Max raced for the cover of the nearest tent, expecting a round to take her down at any second. Whoever was out there surely had night goggles and saw her as she had seen them, and they were better than she was. She might have a rifle, but she was no tactical sailor. She could shoot as well as most on the firing range, but she was a surgeon first. Necessity made her a warrior, and she’d fight as long as she could to protect Grif and Rachel and Amina, but she was outnumbered and out of her element.

And what-if-ing wasn’t going to do her a damn bit of good. She had a plan and she wasn’t going to come up with a better one now. First step was to make sure Grif hadn’t fallen asleep or passed out from the pain—if he was awake, he could defend himself, even with one leg out of commission, better than Rachel and Amina. Once she knew he was secure, she could decide whether to head for the jungle in the hope of drawing the intruders away, stand out in the open and fight, or take a defensive position in the foxhole with Rachel and Amina. She checked the immediate area, saw no one, and sprinted across the twenty yards between her and the admin tent. Halfway there something hard and huge hit her in the midsection, her feet left the ground, and she flew a good ten feet and landed on her back with her rifle under her. The air whooshed out of her lungs when she hit, and a heavy body landed on top of her, making it impossible for her to drag in air. Gagging, gasping for breath with muscles that wouldn’t work, she fumbled for her sidearm. A formless face, masked by night-vision goggles and opaque camouflage paint, hovered over hers. The glint of steel flashed as a knife blade touched her throat.

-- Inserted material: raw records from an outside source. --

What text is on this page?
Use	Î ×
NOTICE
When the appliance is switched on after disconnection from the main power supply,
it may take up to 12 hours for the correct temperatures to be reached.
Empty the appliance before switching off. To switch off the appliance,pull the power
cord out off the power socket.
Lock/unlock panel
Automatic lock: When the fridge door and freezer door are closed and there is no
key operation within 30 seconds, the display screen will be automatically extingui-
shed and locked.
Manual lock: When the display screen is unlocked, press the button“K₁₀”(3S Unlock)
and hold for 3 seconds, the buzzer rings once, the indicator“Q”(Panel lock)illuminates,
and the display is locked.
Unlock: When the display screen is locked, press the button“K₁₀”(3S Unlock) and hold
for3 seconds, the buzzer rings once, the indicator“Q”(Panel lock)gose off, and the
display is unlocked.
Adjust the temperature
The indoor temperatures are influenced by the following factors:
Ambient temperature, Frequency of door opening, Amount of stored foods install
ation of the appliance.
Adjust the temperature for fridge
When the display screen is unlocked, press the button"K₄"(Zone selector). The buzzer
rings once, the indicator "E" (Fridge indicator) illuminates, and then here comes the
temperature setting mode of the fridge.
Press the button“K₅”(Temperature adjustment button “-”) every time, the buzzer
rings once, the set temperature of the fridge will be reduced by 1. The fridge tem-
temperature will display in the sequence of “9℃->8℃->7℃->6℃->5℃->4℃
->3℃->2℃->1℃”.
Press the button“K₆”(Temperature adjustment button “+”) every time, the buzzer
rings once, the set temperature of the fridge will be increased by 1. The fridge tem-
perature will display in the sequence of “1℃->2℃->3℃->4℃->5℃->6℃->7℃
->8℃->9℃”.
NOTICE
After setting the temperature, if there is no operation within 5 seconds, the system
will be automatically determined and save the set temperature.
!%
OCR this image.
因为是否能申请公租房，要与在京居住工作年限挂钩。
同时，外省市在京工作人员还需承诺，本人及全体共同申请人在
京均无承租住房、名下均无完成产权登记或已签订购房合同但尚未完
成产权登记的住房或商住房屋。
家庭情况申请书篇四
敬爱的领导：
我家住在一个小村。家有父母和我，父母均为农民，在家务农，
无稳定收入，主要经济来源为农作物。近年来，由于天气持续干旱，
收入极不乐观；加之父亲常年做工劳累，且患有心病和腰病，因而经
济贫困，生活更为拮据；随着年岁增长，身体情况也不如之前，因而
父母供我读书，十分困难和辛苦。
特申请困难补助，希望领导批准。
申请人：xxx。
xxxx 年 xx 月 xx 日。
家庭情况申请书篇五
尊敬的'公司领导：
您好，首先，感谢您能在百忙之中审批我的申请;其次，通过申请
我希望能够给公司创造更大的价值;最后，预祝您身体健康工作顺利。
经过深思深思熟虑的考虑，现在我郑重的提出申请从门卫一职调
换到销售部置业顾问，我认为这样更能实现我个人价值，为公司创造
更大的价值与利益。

A deep male voice rumbled, “Hernandez, SEAL Team Four. Who are you?”

“De Milles…” Max’s ribcage heaved as air rushed back in and she bit back a moan. Cracked rib or two. “Navy Medical Corps.”

He eased to the side and the crushing weight lessened. “Good to see you, de Milles.”

He grabbed her jacket, hoisted her up, and dragged her across the open ground to the cover of the nearest tent. “Sorry about the tackle. Had to be sure you weren’t some muj in a confiscated uniform. Where are the others?”

Max had only a second to savor the relief. They were still in the middle of a firefight and a long way from safe. “One wounded in the big tent on the left. Two civilians in a foxhole in the center of the camp.”

“One of the civilians name of Winslow?”

“That’s right,” Max said. “What’s the situation?”

“The birds can’t make it here—too much ground activity. We have to walk out a ways.” He murmured into his com link, instructing someone to get Grif.